Lighting advice

The advice that helps you avoid expensive mistakes.

Practical, straight-talking guides. No jargon, no upsell. Pick a topic below.

We give free lighting advice, always. If you've got a question, just call us. We love this stuff, and we're happy to help you get the best result.

Downlight guide

Why cheap downlights fail earlier.

Two downlights can look identical in the showroom and behave completely differently a year later. The difference is almost always the driver — the small component that converts mains power to what the LED needs. Cheap drivers run hot, don't handle dimming well, and are usually the first thing to fail — often well before the LED itself.

A good quality LED downlight typically lasts 25,000–50,000 hours, often 15–20 years of normal home use. A cheap one with a weak driver can start flickering, humming or dropping out within a couple of years, especially on a dimmer circuit it was never properly rated for.

Before buying on price, check the driver quality, the dimming compatibility with your existing switches, and the warranty length — a longer warranty is usually a sign the manufacturer trusts their own driver.

Layout guide

Why spacing matters more than quantity.

The most common lighting mistake isn't too few downlights. It's an even grid dropped across the ceiling regardless of what's happening in the room below. That approach creates glare directly over the couch, a dark patch in the reading corner, and a flat, shadowless feel overall.

A useful starting rule of thumb is spacing roughly one and a half times your ceiling height, then adjusting around what the room is actually used for — a kitchen bench needs direct task light, a lounge area is better served by softer, layered light from a few directions.

Get the layout right and you'll often need fewer fittings, not more, which is why we plan spacing before we ever talk numbers.

Home guide

How colour temperature changes a room.

Light colour is measured in Kelvin (K), and it changes how every surface in the room reads: timber, paint, stone, even skin tone. Warm white (around 2700K) is soft and residential, similar to an old incandescent globe. Neutral white (3000–4000K) is crisper and common in kitchens and bathrooms. Cool white (5000K+) is closer to daylight and feels clinical in a home, though it suits some commercial and task settings.

Mixing colour temperatures in the same sightline is one of the most common mistakes we see. Warm downlights next to a cool pendant makes a room feel unfinished, even if every individual fitting is good quality.

As a general starting point: warm for living areas and bedrooms, neutral for kitchens and bathrooms, then adjust to the specific space rather than defaulting to one temperature throughout the whole home.

Builder guide

The decisions to make before plaster.

Once a ceiling is plastered, changing a lighting layout means cutting, patching and repainting, all avoidable if the decisions happen at rough-in stage instead. That's fitting positions, circuit splits (so one switch doesn't control an entire floor), dimmer compatibility, and any smart-lighting wiring.
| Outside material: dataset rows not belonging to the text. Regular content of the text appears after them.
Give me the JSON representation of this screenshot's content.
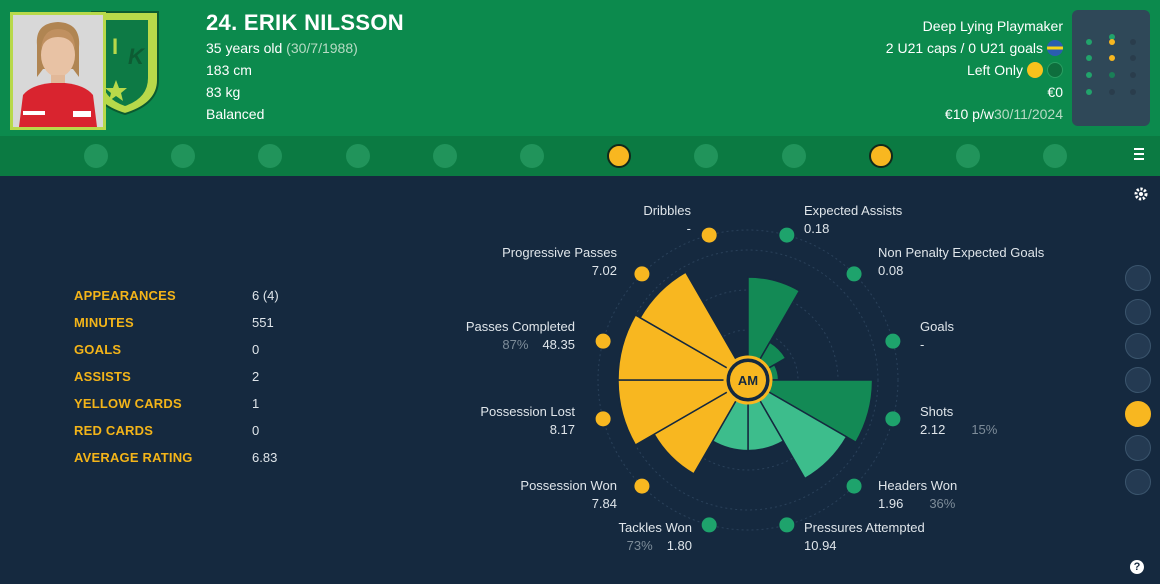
{
  "player": {
    "name": "24. ERIK NILSSON",
    "age": "35 years old",
    "dob": "(30/7/1988)",
    "height": "183 cm",
    "weight": "83 kg",
    "personality": "Balanced",
    "role": "Deep Lying Playmaker",
    "u21": "2 U21 caps / 0 U21 goals",
    "foot": "Left Only",
    "value": "€0",
    "wage": "€10 p/w",
    "contract_end": "30/11/2024"
  },
  "crest_letters": [
    "I",
    "K"
  ],
  "colors": {
    "header_green": "#0c8a4d",
    "accent_yellow": "#f8b720",
    "possession_green": "#138a55",
    "light_green": "#3dbd8c",
    "background": "#15293f"
  },
  "tabs": [
    {
      "icon": "anchor-icon",
      "active": false
    },
    {
      "icon": "shield-card-icon",
      "active": false
    },
    {
      "icon": "bird-icon",
      "active": false
    },
    {
      "icon": "hammer-sickle-icon",
      "active": false
    },
    {
      "icon": "eye-icon",
      "active": false
    },
    {
      "icon": "rocket-icon",
      "active": false
    },
    {
      "icon": "helmet-icon",
      "active": true
    },
    {
      "icon": "cog-burst-icon",
      "active": false
    },
    {
      "icon": "fox-head-icon",
      "active": false
    },
    {
      "icon": "wizard-hat-icon",
      "active": true
    },
    {
      "icon": "crosshair-icon",
      "active": false
    },
    {
      "icon": "wolf-icon",
      "active": false
    }
  ],
  "stats": [
    {
      "label": "APPEARANCES",
      "value": "6 (4)"
    },
    {
      "label": "MINUTES",
      "value": "551"
    },
    {
      "label": "GOALS",
      "value": "0"
    },
    {
      "label": "ASSISTS",
      "value": "2"
    },
    {
      "label": "YELLOW CARDS",
      "value": "1"
    },
    {
      "label": "RED CARDS",
      "value": "0"
    },
    {
      "label": "AVERAGE RATING",
      "value": "6.83"
    }
  ],
  "chart_data": {
    "type": "polar-bar",
    "center_label": "AM",
    "series": [
      {
        "label": "Expected Assists",
        "value": "0.18",
        "pct": "",
        "group": "green",
        "level": 0.75
      },
      {
        "label": "Non Penalty Expected Goals",
        "value": "0.08",
        "pct": "",
        "group": "green",
        "level": 0.2
      },
      {
        "label": "Goals",
        "value": "-",
        "pct": "",
        "group": "green",
        "level": 0.08
      },
      {
        "label": "Shots",
        "value": "2.12",
        "pct": "15%",
        "group": "green",
        "level": 0.95
      },
      {
        "label": "Headers Won",
        "value": "1.96",
        "pct": "36%",
        "group": "light-green",
        "level": 0.85
      },
      {
        "label": "Pressures Attempted",
        "value": "10.94",
        "pct": "",
        "group": "light-green",
        "level": 0.45
      },
      {
        "label": "Tackles Won",
        "value": "1.80",
        "pct": "73%",
        "group": "light-green",
        "level": 0.45
      },
      {
        "label": "Possession Won",
        "value": "7.84",
        "pct": "",
        "group": "yellow",
        "level": 0.8
      },
      {
        "label": "Possession Lost",
        "value": "8.17",
        "pct": "",
        "group": "yellow",
        "level": 1.0
      },
      {
        "label": "Passes Completed",
        "value": "48.35",
        "pct": "87%",
        "group": "yellow",
        "level": 1.0
      },
      {
        "label": "Progressive Passes",
        "value": "7.02",
        "pct": "",
        "group": "yellow",
        "level": 0.95
      },
      {
        "label": "Dribbles",
        "value": "-",
        "pct": "",
        "group": "yellow",
        "level": 0.0
      }
    ]
  },
  "sidebar": [
    {
      "icon": "slide-tackle-icon",
      "active": false
    },
    {
      "icon": "player-standing-icon",
      "active": false
    },
    {
      "icon": "diving-header-icon",
      "active": false
    },
    {
      "icon": "kicking-player-icon",
      "active": false
    },
    {
      "icon": "dribbling-player-icon",
      "active": true
    },
    {
      "icon": "running-player-icon",
      "active": false
    },
    {
      "icon": "profile-circle-icon",
      "active": false
    }
  ]
}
This is also the point to confirm your switchboard has the capacity for the circuits a new lighting plan needs. Finding out afterward means either living with a compromise or paying to upgrade the board separately.

We work directly from architect and builder plans wherever possible, and coordinate with the site schedule so this all happens at the right stage without holding up the build.

Strata guide

How to reduce repeat lighting callouts.

When the same common-area light keeps failing, the fitting itself is rarely the whole story. Common causes we find: a motion sensor set up for the wrong detection zone, water finding its way into an outdoor fitting rated for the wrong exposure, poor access making replacements get rushed or skipped, or simply no planned replacement cycle — so every failure becomes an emergency callout instead of a scheduled job.

Emergency and exit lighting adds another layer. It needs to be tested to the relevant Australian Standard, with documentation your committee or facilities manager can keep on file.

A light running 24/7 needs to be designed for that duty cycle. Plenty of LED fittings and drivers aren't, and running them continuously is exactly what causes early failure. Purpose-built fittings, paired with timers or motion sensors so the light isn't running when nobody needs it, are usually what solves the nuisance callbacks and repeat replacements for good.

Moving to a planned maintenance schedule after the first job is the other piece that breaks the cycle of repeat callouts.

Commercial guide

Better lighting for safer workspaces.

Commercial lighting carries a different set of stakes than a home. Poor lighting in a carpark or stairwell is a genuine safety issue, not just an aesthetic one. Flat, over-bright fluorescent light affects staff comfort and can make a retail or hospitality space feel worse than it is.

The cheapest fitting is rarely the cheapest outcome. Motion-sensor LED fittings that dim low and jump to full brightness on movement cut energy costs significantly in spaces lit around the clock, and last long enough to reduce maintenance callouts across a whole building.

In any area where people are working for long periods (offices, workshops, kitchens, production floors), flicker-free lighting matters more than most businesses realise. Cheap drivers introduce a flicker that's often too fast to consciously see but still causes eye strain and fatigue over a full shift. The fix is choosing fittings actually designed for the task at hand, not whatever's cheapest per unit.

The best commercial lighting plans balance three things: compliance and safety, presentation, and total cost of ownership, not just the upfront quote.